Conclusively he continues to be regarded by women and men (from teenhood up) as a sort of bi-fantasy/father-figure/pin-up idol (don't deny it). In a way, there's a bit of David Bowie in all of us. eewww
 
Tracks (no particular order)

Sweet Thing from Diamond Dogs
Sexy, sleazy, brilliant vocal.

Life on Mars? from Hunky Dory
I guess an obvious selection, almost corny in a way, but one of the greatest pop/rock tracks ever written

My Death from Reality DVD
An interpretive masterpiece of the Jacques Brel tune. The version captured on the "Reality" tour DVD is one of his greatest live performances ever.

Stay from Station to Station
A Masterpiece. Great vocal, great energy, and backed by probably the greatest array of musicians he ever recorded with.

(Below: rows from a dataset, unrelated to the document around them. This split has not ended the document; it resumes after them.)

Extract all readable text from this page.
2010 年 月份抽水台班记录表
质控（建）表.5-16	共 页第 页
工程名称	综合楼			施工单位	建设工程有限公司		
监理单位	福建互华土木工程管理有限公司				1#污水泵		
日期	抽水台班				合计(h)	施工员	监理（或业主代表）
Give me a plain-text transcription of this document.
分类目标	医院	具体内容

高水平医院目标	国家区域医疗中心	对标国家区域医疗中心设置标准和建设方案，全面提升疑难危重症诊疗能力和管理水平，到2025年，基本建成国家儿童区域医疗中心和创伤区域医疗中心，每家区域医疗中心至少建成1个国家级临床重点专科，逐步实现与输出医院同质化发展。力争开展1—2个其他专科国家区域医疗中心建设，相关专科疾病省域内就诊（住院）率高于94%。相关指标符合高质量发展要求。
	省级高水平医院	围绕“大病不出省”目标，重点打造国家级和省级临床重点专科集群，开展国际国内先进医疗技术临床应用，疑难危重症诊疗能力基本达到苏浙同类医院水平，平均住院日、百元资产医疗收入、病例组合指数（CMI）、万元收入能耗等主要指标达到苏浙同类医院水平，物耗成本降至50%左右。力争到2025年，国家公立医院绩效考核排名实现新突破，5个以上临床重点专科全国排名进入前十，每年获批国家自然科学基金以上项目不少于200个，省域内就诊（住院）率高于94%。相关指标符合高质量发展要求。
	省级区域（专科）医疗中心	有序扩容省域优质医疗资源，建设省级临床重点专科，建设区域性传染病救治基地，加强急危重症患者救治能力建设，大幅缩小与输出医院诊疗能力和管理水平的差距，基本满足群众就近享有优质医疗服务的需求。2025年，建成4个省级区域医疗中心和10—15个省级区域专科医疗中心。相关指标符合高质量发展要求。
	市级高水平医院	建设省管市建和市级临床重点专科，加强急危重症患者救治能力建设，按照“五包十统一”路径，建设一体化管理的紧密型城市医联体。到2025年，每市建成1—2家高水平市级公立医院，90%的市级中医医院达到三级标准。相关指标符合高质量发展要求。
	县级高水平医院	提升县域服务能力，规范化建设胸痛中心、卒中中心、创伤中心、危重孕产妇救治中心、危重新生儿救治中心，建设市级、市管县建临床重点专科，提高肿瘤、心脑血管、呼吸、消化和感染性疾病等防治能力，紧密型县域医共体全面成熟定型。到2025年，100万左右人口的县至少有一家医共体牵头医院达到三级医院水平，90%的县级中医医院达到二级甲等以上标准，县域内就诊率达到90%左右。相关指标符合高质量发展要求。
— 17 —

Wild is the Wind from Station to Station
Another superb interpretive effort. Possibly his best vocal ever.


Album


Diamond Dogs

An extremely difficult pick. There are at least 5 others that I'd feel just as good about here. I decided on this one primarily for 2 reasons.
The DD tour was the first time I saw DB live and it changed my life. Secondly, this was almost entirely an all-Bowie effort. He did all the writing and production and played almost all the instruments including lead guitar and drums.


Similar artists

Sorry, I don't think anyone compares.

Mr Bowie is my all-time favorite artist. He grabbed me in the early 70's, shook the crap outta me and changed my world forever. Almost 35 years later, he puts on one of the best concerts I've seen anyone do...it's well-documented on the "Reality" DVD. A true genius, extraordinarily prolific, and one of the most influential musical artists of all time. Enough said.